The Girl with the Dragon Tattoo


Having read “The Girl with the Dragon Tattoo” coming up with terms how to describe it is a bit difficult. One could use words such as “gritty” or “raw” or “dark” and those words would fit but I’m not sure I would use them in a one or two word summary. I think I would go with “serious” and maybe “complicated”.

Structurally the novel jumps through a few perspectives, the protagonists ultimately being Blomkvist and Salander. I do appreciate that the names were not anglicanized and that many words stayed in (presumably) Swedish or another language as needed and usually later explained to the reader.

And I’m not really going to go into a plot summary, there’s a movie for that (which I enjoyed and got me interested in the books) and Wikipedia if one is so inclined.

The book starts off slowly, and I mean very very slowly.

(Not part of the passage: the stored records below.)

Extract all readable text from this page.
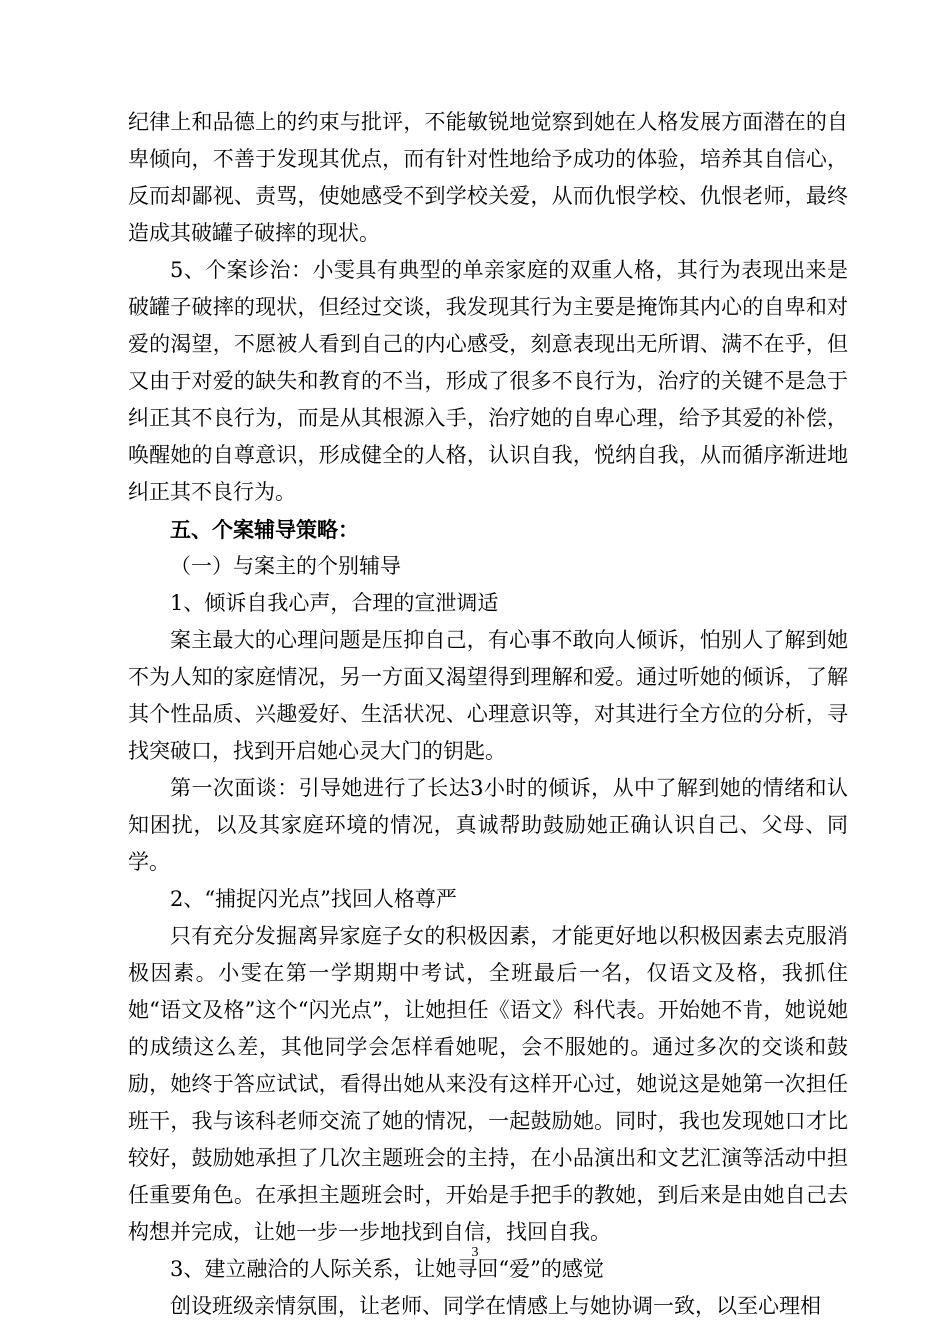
纪律上和品德上的约束与批评，不能敏锐地觉察到她在人格发展方面潜在的自卑倾向，不善于发现其优点，而有针对性地给予成功的体验，培养其自信心，反而却鄙视、责骂，使她感受不到学校关爱，从而仇恨学校、仇恨老师，最终造成其破罐子破摔的现状。

5、个案诊治：小雯具有典型的单亲家庭的双重人格，其行为表现出来是破罐子破摔的现状，但经过交谈，我发现其行为主要是掩饰其内心的自卑和对爱的渴望，不愿被人看到自己的内心感受，刻意表现出无所谓、满不在乎，但又由于对爱的缺失和教育的不当，形成了很多不良行为，治疗的关键不是急于纠正其不良行为，而是从其根源入手，治疗她的自卑心理，给予其爱的补偿，唤醒她的自尊意识，形成健全的人格，认识自我，悦纳自我，从而循序渐进地纠正其不良行为。

五、个案辅导策略：

（一）与案主的个别辅导

1、倾诉自我心声，合理的宣泄调适

案主最大的心理问题是压抑自己，有心事不敢向人倾诉，怕别人了解到她不为人知的家庭情况，另一方面又渴望得到理解和爱。通过听她的倾诉，了解其个性品质、兴趣爱好、生活状况、心理意识等，对其进行全方位的分析，寻找突破口，找到开启她心灵大门的钥匙。

第一次面谈：引导她进行了长达3小时的倾诉，从中了解到她的情绪和认知困扰，以及其家庭环境的情况，真诚帮助鼓励她正确认识自己、父母、同学。

2、“捕捉闪光点”找回人格尊严

只有充分发掘离异家庭子女的积极因素，才能更好地以积极因素去克服消极因素。小雯在第一学期期中考试，全班最后一名，仅语文及格，我抓住她“语文及格”这个“闪光点”，让她担任《语文》科代表。开始她不肯，她说她的成绩这么差，其他同学会怎样看她呢，会不服她的。通过多次的交谈和鼓励，她终于答应试试，看得出她从来没有这样开心过，她说这是她第一次担任班干，我与该科老师交流了她的情况，一起鼓励她。同时，我也发现她口才比较好，鼓励她承担了几次主题班会的主持，在小品演出和文艺汇演等活动中担任重要角色。在承担主题班会时，开始是手把手的教她，到后来是由她自己去构想并完成，让她一步一步地找到自信，找回自我。

3、建立融洽的人际关系，让她寻回“爱”的感觉

创设班级亲情氛围，让老师、同学在情感上与她协调一致，以至心理相

3
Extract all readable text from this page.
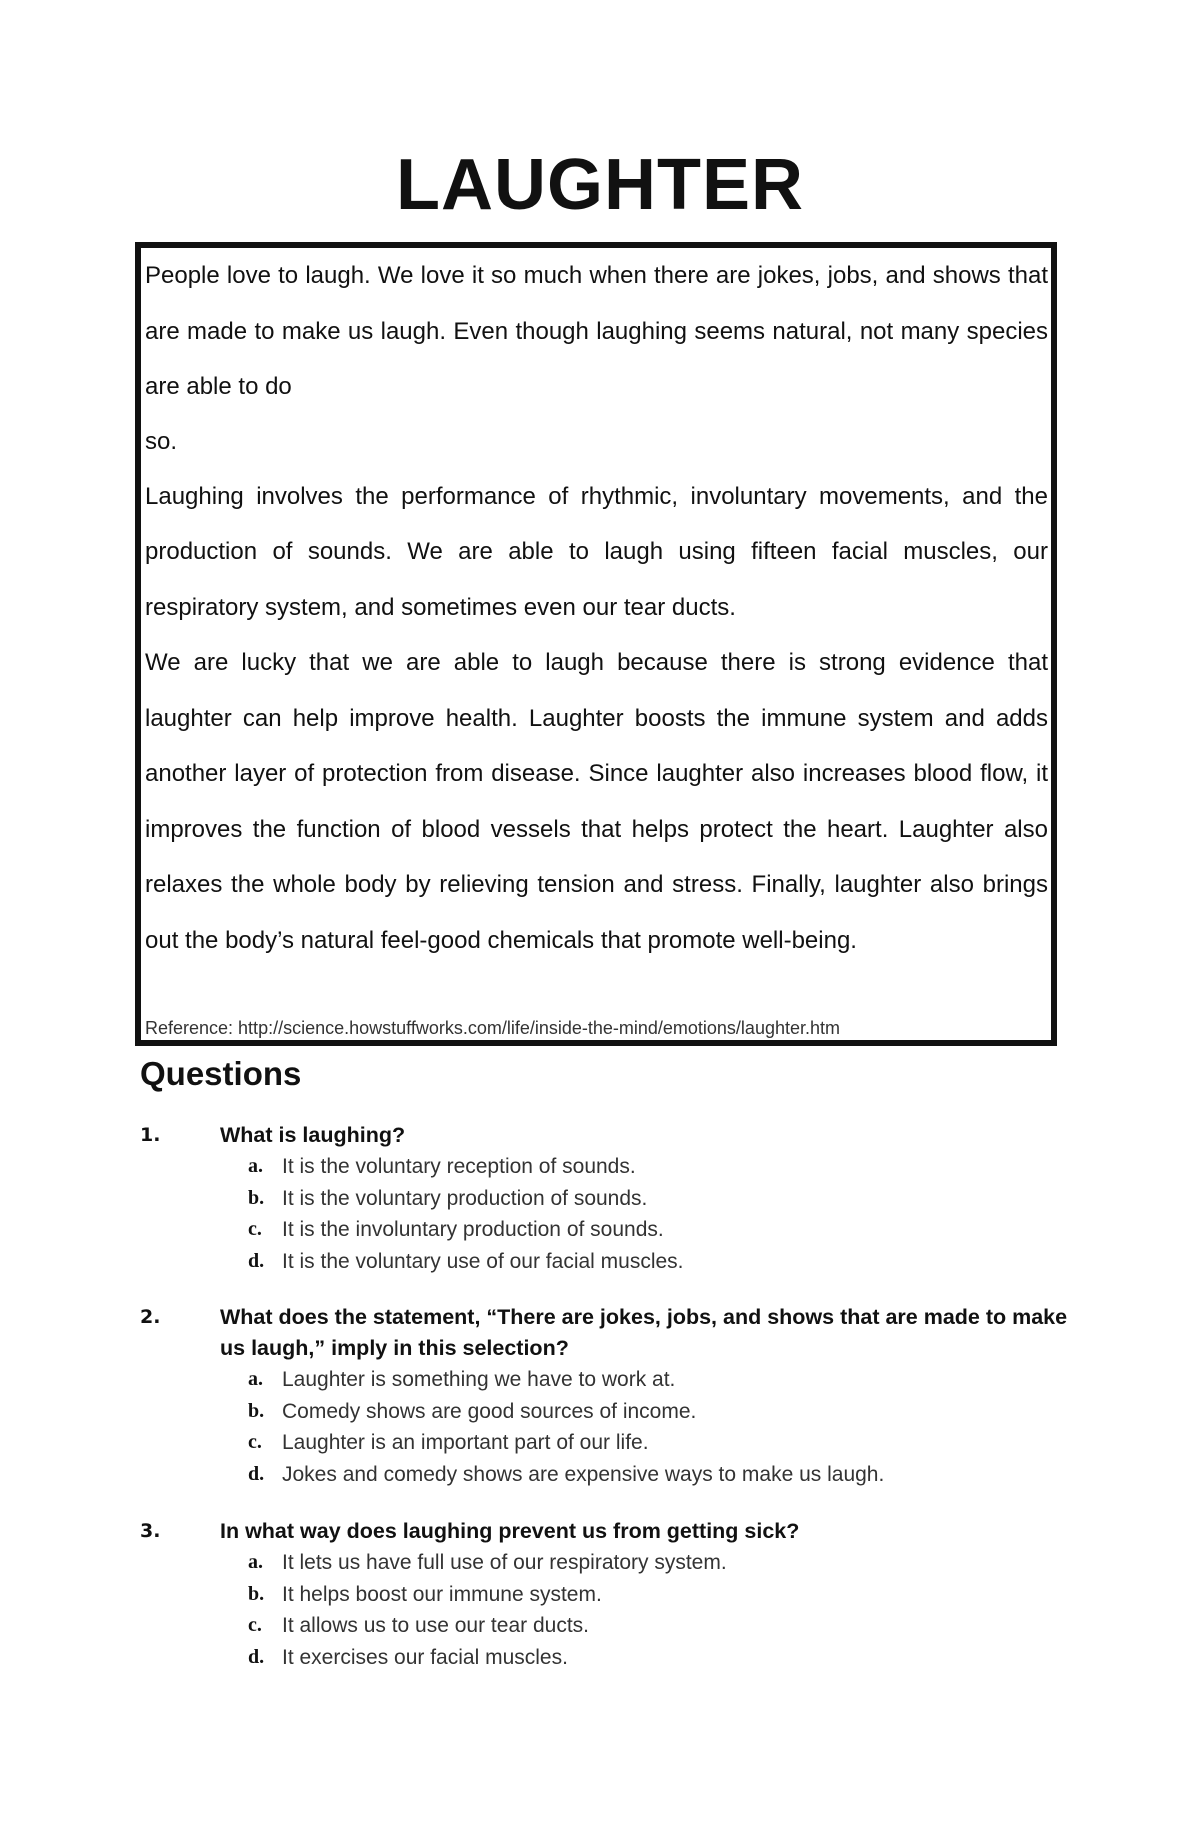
LAUGHTER

People love to laugh. We love it so much when there are jokes, jobs, and shows that are made to make us laugh. Even though laughing seems natural, not many species are able to do

so.

Laughing involves the performance of rhythmic, involuntary movements, and the production of sounds. We are able to laugh using fifteen facial muscles, our respiratory system, and sometimes even our tear ducts.

We are lucky that we are able to laugh because there is strong evidence that laughter can help improve health. Laughter boosts the immune system and adds another layer of protection from disease. Since laughter also increases blood flow, it improves the function of blood vessels that helps protect the heart. Laughter also relaxes the whole body by relieving tension and stress. Finally, laughter also brings out the body’s natural feel-good chemicals that promote well-being.

Reference: http://science.howstuffworks.com/life/inside-the-mind/emotions/laughter.htm
Questions
1.	What is laughing?
a. It is the voluntary reception of sounds.
b. It is the voluntary production of sounds.
c. It is the involuntary production of sounds.
d. It is the voluntary use of our facial muscles.
2.	What does the statement, “There are jokes, jobs, and shows that are made to make us laugh,” imply in this selection?
a. Laughter is something we have to work at.
b. Comedy shows are good sources of income.
c. Laughter is an important part of our life.
d. Jokes and comedy shows are expensive ways to make us laugh.
3.	In what way does laughing prevent us from getting sick?
a. It lets us have full use of our respiratory system.
b. It helps boost our immune system.
c. It allows us to use our tear ducts.
d. It exercises our facial muscles.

It picks up to a moderate pace, has a wonderful double climax of sorts, and then a few chapters coasting down to a not so sweet end, depending on which protagonist is your favorite. Not a bad end mind you, just not the happiest for Salander, which is okay, it would not have been very fitting if she got a “happily ever after” anyways.

I would like to mention one rather annoying thing the author, Stieg Larsson, does on about three occasions in the middle of the book. He starts a scene of consensual adult foreplay and just as the characters are going to have sex swaps character perspective for a rape scene. He then plays out the rape scene and concludes by going back to the nice afterglow of the adult consensual relations. Put simply, it is rather twisted and messes with your head.

Overall though, quite an enjoyable novel and I’m looking forward to reading the others in the Millennium series.

Also, one more note, Stieg Larsson does an interesting job in blending his different character perspective, rather than having them accidentally collide later at least one of the disparate perspectives is always aware of the other and often has had an effect of some sort on the life of the other character. I contrast this the often separate yet colliding paths, or at least less directly connected paths as shown in Orson Scott Card’s and Aaron Johnson’s “The First Formic Wars” trilogy or in William Gibson’s “Sprawl Trilogy” in which most other characters are unaware of one another until their paths collide.